Dimana CCTV seringkali menjadi petunjuk utama jika terjadi suatu kejadian, di mana tidak ada saksi pada saat peristiwa terjadi. Oleh karenanya, CCTV sering menjadi alat bukti elektronik dalam persidangan perkara pidana.
Pembuktian menjadi landasan bagi hakim dalam memutus sebuah perkara yang bertujuan untuk menemukan kebenaran peristiwa yang digunakan sebagai dasar putusan hakim yang mempunyai kekuatan hukum.
Oleh sebab itu, Alat bukti yang sah merupakan alat bukti yang sesuai perundang-undangan yang terkait pada peristiwa pidana. Alat bukti tersebut dapat digunakan untuk bahan pembuktian sehingga mampu menimbulkan keyakinan kepada hakim mengenai kebenaran adanya peristiwa pidana yang telah dilakukan terdakwa.

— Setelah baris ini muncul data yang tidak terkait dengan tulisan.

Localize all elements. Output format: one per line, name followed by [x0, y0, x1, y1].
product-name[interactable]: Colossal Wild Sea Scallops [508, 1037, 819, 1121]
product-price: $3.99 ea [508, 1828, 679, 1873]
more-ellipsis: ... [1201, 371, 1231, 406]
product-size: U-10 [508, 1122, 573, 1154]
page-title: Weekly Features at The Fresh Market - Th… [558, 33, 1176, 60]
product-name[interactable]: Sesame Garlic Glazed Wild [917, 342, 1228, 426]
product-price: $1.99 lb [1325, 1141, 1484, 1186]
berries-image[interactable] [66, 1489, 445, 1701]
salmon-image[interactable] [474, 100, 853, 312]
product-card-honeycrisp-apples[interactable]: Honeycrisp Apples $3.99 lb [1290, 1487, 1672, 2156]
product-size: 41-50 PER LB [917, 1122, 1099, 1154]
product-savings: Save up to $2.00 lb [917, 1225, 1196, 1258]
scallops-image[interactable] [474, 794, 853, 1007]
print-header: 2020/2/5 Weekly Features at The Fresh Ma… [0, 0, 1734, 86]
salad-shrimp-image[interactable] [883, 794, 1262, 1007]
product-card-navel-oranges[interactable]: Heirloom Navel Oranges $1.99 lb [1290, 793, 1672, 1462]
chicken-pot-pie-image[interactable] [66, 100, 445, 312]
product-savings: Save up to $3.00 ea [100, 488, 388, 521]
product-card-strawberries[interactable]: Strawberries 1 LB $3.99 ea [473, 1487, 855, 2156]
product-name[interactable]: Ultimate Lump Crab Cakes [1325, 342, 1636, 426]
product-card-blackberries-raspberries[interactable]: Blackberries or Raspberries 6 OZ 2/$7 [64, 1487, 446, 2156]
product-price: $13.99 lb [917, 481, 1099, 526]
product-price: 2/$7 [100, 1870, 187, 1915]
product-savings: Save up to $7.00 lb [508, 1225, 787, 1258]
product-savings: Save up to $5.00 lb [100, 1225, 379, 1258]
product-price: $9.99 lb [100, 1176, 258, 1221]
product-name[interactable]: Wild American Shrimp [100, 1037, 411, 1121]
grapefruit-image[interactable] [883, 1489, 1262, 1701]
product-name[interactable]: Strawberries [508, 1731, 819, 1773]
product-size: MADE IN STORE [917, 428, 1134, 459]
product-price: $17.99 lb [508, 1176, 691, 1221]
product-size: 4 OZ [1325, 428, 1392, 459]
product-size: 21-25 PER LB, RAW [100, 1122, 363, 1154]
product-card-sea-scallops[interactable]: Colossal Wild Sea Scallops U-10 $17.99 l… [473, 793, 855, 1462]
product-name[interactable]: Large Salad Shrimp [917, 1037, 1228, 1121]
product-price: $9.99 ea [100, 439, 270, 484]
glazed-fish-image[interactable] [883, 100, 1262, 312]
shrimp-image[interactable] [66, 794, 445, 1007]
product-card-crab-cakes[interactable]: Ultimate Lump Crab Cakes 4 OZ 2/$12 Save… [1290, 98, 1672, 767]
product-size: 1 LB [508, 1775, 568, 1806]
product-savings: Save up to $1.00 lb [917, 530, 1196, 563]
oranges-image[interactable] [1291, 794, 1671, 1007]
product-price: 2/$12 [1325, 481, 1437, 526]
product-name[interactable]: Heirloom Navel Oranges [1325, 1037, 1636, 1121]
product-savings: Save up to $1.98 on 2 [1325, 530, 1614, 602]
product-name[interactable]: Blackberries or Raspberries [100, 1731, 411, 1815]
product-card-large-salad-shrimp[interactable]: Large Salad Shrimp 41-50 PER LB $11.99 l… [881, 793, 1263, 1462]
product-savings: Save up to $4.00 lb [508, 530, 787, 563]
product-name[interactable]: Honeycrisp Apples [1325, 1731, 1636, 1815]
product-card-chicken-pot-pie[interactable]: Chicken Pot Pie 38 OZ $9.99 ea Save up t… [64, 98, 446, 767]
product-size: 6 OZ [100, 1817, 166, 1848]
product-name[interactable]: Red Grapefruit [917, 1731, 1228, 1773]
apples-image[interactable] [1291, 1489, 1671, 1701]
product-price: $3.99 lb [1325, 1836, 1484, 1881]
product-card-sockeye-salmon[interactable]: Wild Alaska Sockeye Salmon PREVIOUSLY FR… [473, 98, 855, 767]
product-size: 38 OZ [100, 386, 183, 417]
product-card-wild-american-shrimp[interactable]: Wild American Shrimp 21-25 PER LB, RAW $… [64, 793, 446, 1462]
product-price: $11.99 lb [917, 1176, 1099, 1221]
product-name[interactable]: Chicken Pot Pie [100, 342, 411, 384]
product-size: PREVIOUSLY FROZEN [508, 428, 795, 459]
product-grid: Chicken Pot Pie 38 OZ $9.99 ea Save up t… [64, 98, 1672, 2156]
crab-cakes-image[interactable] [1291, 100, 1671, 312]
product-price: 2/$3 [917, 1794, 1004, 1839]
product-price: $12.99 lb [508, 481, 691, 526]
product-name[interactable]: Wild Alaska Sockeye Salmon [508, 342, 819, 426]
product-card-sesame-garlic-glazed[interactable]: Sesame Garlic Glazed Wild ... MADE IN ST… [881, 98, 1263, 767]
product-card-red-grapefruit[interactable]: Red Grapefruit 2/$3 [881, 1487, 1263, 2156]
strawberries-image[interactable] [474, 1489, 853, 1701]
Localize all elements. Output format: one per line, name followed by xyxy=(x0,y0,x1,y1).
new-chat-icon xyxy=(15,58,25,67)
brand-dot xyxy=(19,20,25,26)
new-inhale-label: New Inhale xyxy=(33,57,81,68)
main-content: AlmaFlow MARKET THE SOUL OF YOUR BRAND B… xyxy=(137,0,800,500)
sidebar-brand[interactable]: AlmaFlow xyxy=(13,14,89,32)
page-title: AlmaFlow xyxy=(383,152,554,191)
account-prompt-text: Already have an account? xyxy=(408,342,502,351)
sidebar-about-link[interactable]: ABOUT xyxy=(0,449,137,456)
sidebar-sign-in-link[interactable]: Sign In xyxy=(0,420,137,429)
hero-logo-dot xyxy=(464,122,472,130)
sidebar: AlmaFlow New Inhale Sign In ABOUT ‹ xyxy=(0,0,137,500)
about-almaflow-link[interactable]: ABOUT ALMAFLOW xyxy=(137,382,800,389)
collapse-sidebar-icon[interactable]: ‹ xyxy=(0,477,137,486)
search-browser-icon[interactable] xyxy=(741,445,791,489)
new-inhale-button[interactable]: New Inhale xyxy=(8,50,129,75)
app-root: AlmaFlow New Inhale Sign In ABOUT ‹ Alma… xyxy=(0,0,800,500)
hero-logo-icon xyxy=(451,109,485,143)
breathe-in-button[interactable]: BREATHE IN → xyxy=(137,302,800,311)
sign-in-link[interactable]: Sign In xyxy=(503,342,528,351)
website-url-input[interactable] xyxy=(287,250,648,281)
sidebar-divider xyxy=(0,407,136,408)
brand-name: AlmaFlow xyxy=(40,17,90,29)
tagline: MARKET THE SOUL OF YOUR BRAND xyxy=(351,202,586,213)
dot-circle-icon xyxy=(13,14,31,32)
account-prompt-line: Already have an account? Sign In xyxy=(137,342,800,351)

Alat bukti elektronik hadir sebagai perluasan dari alat bukti yang ditentukan oleh KUHAP. Sehingga, dapat dikaitkan dengan ilmu hukum dalam pengungkapan suatu peristiwa hukum yang telah terjadi khususnya pada hukum acara pidana mengenai pembuktian dengan elektronik.
CCTV termasuk sebagai pengertian informasi elektronik yang tertuang didalam UU No.19 Tahun 2016 tentang Informasi dan Transaksi Elektronik pada Pasal 1 angka 1 dan angka 4 yang sebagai alat bukti sah sesuai hukum acara yang berlaku.
Pada hukum acara pidana bisa digunakan sebagai alat bukti pada proses penyidikan, penuntutan serta persidangan sesuai ketentuan dalam Pasal 5 ayat (1) dan (2) serta Pasal 44 UU ITE. CCTV dapat dipergunakan sebagai alat bukti selama CCTV mempunyai keterkaitan antara keterangan saksi, surat, dan keterangan terdakwa.
Menurut UU No. 11 Tahun 2008 tentang Informasi dan Transaksi Elektronik rekaman CCTV sebagai alat bukti menjadi pedoman seiring perkembangan zaman pada kejahatan di Indonesia. Menurut UU ITE, suatu informasi elektronik atau dokumen elektronik dinyatakan sah menjadi alat bukti, jika menggunakan sistem elektronik yang sesuai dengan ketentuan di dalam UU ITE, yaitu sistem elektronik yang andal, aman, dan memenuhi persyaratan.
UU ITE telah mengatur adanya syarat formil dan syarat materil agar informasi dan dokumen elektronik dapat dijadikan alat bukti hukum yang sah. Hal ini diatur dalam Pasal 5 ayat (4) UU ITE. Pasal tersebut berbunyi, syarat formil informasi atau dokumen elektronik.
Sedangkan syarat materil dijelaskan dalam Pasal 6, Pasal, 15, dan Pasal 16 UU ITE yang menjelaskan, informasi dan dokumen elektronik harus dapat dijamin keotentikannya, keutuhannya, dan ketersediaannya. Hal ini untuk menjadi terpenuhinya persyaratan materil yang dimaksud, dalam banyak hal dibutuhkan digital forensiknya.
Pengaturan CCTV sebagai alat bukti elektronik dalam tindak pidana tidak ada pada ketentuan KUHAP, namun pengaturannya terdapat dalam beberapa ketentuan perundang-undangan yang bersifat khusus, sebagaimana asas Lex Specialis Derogat Legi Generali dan pengaturan hukum yang dikeluarkan oleh Mahkamah Konstitusi.
Maka dari keterangan pihak penyidik Pidum Polresta Bima, terkesan mengabaikan bahwa ada pergerakan kepala almarhum yang miring kesamping, itu menandakan bahwa almarhum bukan didorong pada bagian lengannya seperti yang diterangkan oleh penyidik. tetapi almarhum diduga kuat dipukul di bagian kepalanya.
Sehingga semakin kuat dugaan, bahwa apa yang dirasakan atau dialami Alhamarhum Ade Indramawan paska kejadian itu, seperti, mual-mual, muntah, sakit kepala dan lupa ingatan hal tersebut diakibatkan karena dipukul oleh terduga pelaku pada bagian kepalanya.